Your go-to guide for citing Shakespeare's works correctly in MLA, APA, and Chicago styles.

Need to cite Shakespeare for an academic paper? Proper citation is essential for scholarly work. Here's a guide covering all the major citation styles – it's more straightforward than you might expect.

The Basics

Key principles when citing Shakespeare:

  • Use act, scene, and line numbers rather than page numbers
  • Use Arabic numerals (1, 2, 3) rather than Roman numerals (I, II, III) in modern styles
  • Separate act, scene, and line with periods (e.g., 3.1.56-58)
  • Italicize play titles
  • Place sonnet titles in quotation marks

MLA Style (9th Edition)

In Your Paper

For prose quotes:

Hamlet says, "To be, or not to be—that is the question" (3.1.56).

For short verse quotes (under 3 lines):

Juliet asks, "What's in a name?
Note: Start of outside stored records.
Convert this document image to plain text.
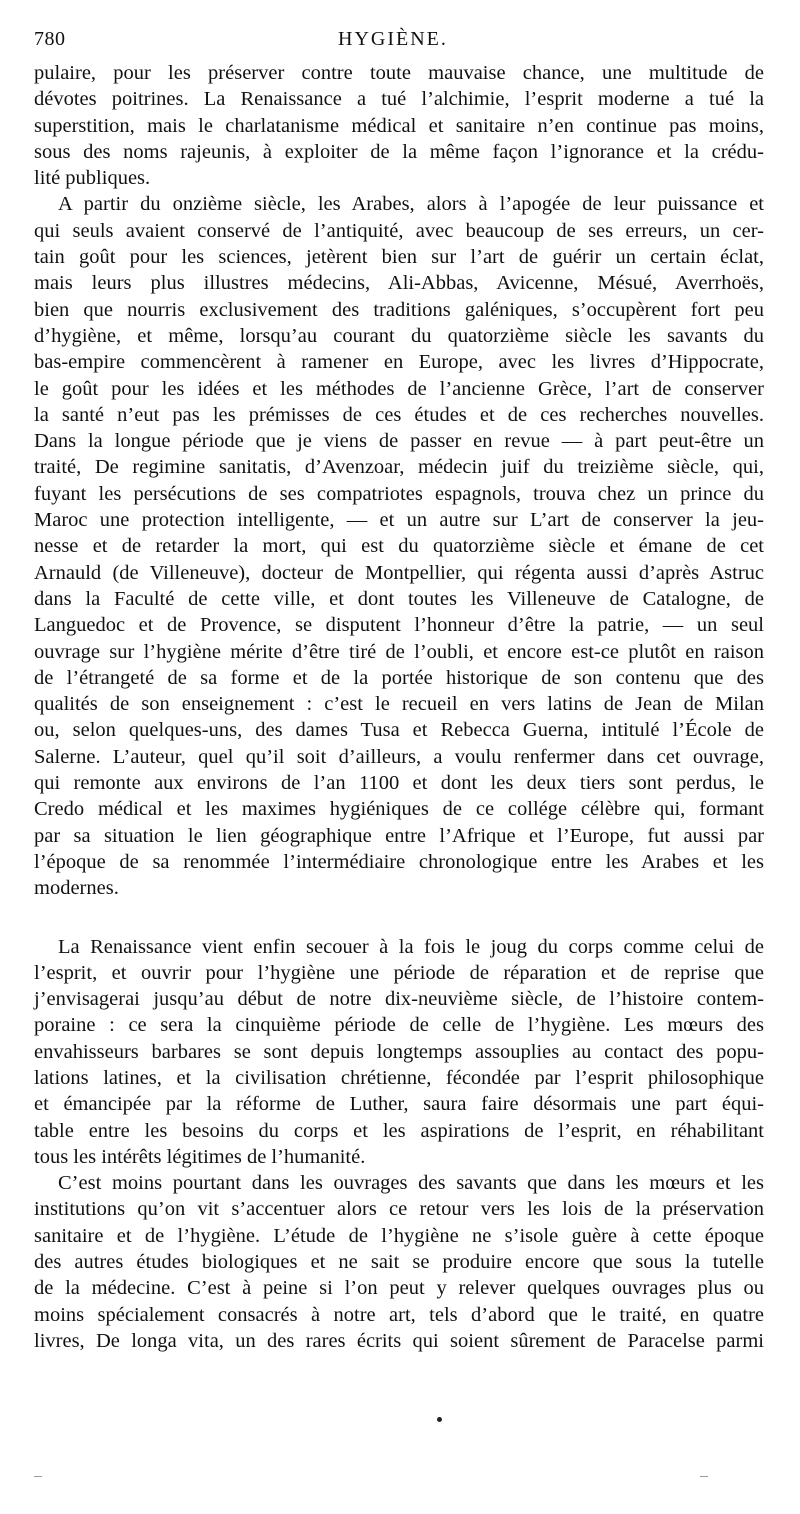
780	HYGIÈNE.
pulaire, pour les préserver contre toute mauvaise chance, une multitude de
dévotes poitrines. La Renaissance a tué l’alchimie, l’esprit moderne a tué la
superstition, mais le charlatanisme médical et sanitaire n’en continue pas moins,
sous des noms rajeunis, à exploiter de la même façon l’ignorance et la crédu-
lité publiques.
A partir du onzième siècle, les Arabes, alors à l’apogée de leur puissance et
qui seuls avaient conservé de l’antiquité, avec beaucoup de ses erreurs, un cer-
tain goût pour les sciences, jetèrent bien sur l’art de guérir un certain éclat,
mais leurs plus illustres médecins, Ali-Abbas, Avicenne, Mésué, Averrhoës,
bien que nourris exclusivement des traditions galéniques, s’occupèrent fort peu
d’hygiène, et même, lorsqu’au courant du quatorzième siècle les savants du
bas-empire commencèrent à ramener en Europe, avec les livres d’Hippocrate,
le goût pour les idées et les méthodes de l’ancienne Grèce, l’art de conserver
la santé n’eut pas les prémisses de ces études et de ces recherches nouvelles.
Dans la longue période que je viens de passer en revue — à part peut-être un
traité, De regimine sanitatis, d’Avenzoar, médecin juif du treizième siècle, qui,
fuyant les persécutions de ses compatriotes espagnols, trouva chez un prince du
Maroc une protection intelligente, — et un autre sur L’art de conserver la jeu-
nesse et de retarder la mort, qui est du quatorzième siècle et émane de cet
Arnauld (de Villeneuve), docteur de Montpellier, qui régenta aussi d’après Astruc
dans la Faculté de cette ville, et dont toutes les Villeneuve de Catalogne, de
Languedoc et de Provence, se disputent l’honneur d’être la patrie, — un seul
ouvrage sur l’hygiène mérite d’être tiré de l’oubli, et encore est-ce plutôt en raison
de l’étrangeté de sa forme et de la portée historique de son contenu que des
qualités de son enseignement : c’est le recueil en vers latins de Jean de Milan
ou, selon quelques-uns, des dames Tusa et Rebecca Guerna, intitulé l’École de
Salerne. L’auteur, quel qu’il soit d’ailleurs, a voulu renfermer dans cet ouvrage,
qui remonte aux environs de l’an 1100 et dont les deux tiers sont perdus, le
Credo médical et les maximes hygiéniques de ce collége célèbre qui, formant
par sa situation le lien géographique entre l’Afrique et l’Europe, fut aussi par
l’époque de sa renommée l’intermédiaire chronologique entre les Arabes et les
modernes.
La Renaissance vient enfin secouer à la fois le joug du corps comme celui de
l’esprit, et ouvrir pour l’hygiène une période de réparation et de reprise que
j’envisagerai jusqu’au début de notre dix-neuvième siècle, de l’histoire contem-
poraine : ce sera la cinquième période de celle de l’hygiène. Les mœurs des
envahisseurs barbares se sont depuis longtemps assouplies au contact des popu-
lations latines, et la civilisation chrétienne, fécondée par l’esprit philosophique
et émancipée par la réforme de Luther, saura faire désormais une part équi-
table entre les besoins du corps et les aspirations de l’esprit, en réhabilitant
tous les intérêts légitimes de l’humanité.
C’est moins pourtant dans les ouvrages des savants que dans les mœurs et les
institutions qu’on vit s’accentuer alors ce retour vers les lois de la préservation
sanitaire et de l’hygiène. L’étude de l’hygiène ne s’isole guère à cette époque
des autres études biologiques et ne sait se produire encore que sous la tutelle
de la médecine. C’est à peine si l’on peut y relever quelques ouvrages plus ou
moins spécialement consacrés à notre art, tels d’abord que le traité, en quatre
livres, De longa vita, un des rares écrits qui soient sûrement de Paracelse parmi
That which we call a rose / By any other name would smell as sweet" (2.2.43-44).

For longer verse quotes (3+ lines): Make it a block quote, indented, keeping the line breaks.

Works Cited

From an anthology:

Shakespeare, William. Hamlet. Edited by Barbara A. Mowat and Paul Werstine, Simon & Schuster, 2012.

From a complete works:

Shakespeare, William. "Hamlet." The Norton Shakespeare, edited by Stephen Greenblatt et al., 3rd ed., W. W. Norton, 2016, pp. 1764-1853.

APA Style (7th Edition)

In Your Paper

Shakespeare (1603/2012) wrote, "To be, or not to be—that is the question" (3.1.56).

Or:

"To be, or not to be—that is the question" (Shakespeare, 1603/2012, 3.1.56).

Reference List

Shakespeare, W. (2012). Hamlet (B. A. Mowat & P. Werstine, Eds.). Simon & Schuster. (Original work published 1603)

Chicago Style

Footnotes/Endnotes

1. William Shakespeare, Hamlet, ed. Barbara A. Mowat and Paul Werstine (New York: Simon & Schuster, 2012), 3.1.56.

Bibliography

Shakespeare, William. Hamlet. Edited by Barbara A. Mowat and Paul Werstine. New York: Simon & Schuster, 2012.

Citing Sonnets

MLA

In Sonnet 18, Shakespeare writes, "Shall I compare thee to a summer's day?" (line 1).

Works Cited:

Shakespeare, William. "Sonnet 18." Shakespeare's Sonnets, edited by Katherine Duncan-Jones, Arden Shakespeare, 2010, p. 147.

APA

Shakespeare (1609/2010) opens Sonnet 18 with "Shall I compare thee to a summer's day?" (line 1).

Pro Tips

  1. Stay consistent – Use the same edition throughout your paper
  2. Ask your teacher – Some prefer Roman numerals
  3. Use abbreviations for play titles in parentheses:
    • Ham. for Hamlet
    • Rom. for Romeo and Juliet
    • Mac. for Macbeth
    • MND for A Midsummer Night's Dream
  4. Note your edition – Different editions have different line numbers
  5. Keep original spelling – If your edition uses old spelling, keep it

That covers the essentials of citing Shakespeare. While it may seem complex initially, the patterns become intuitive with practice. The key is consistency – pick your style and stick with it throughout your paper.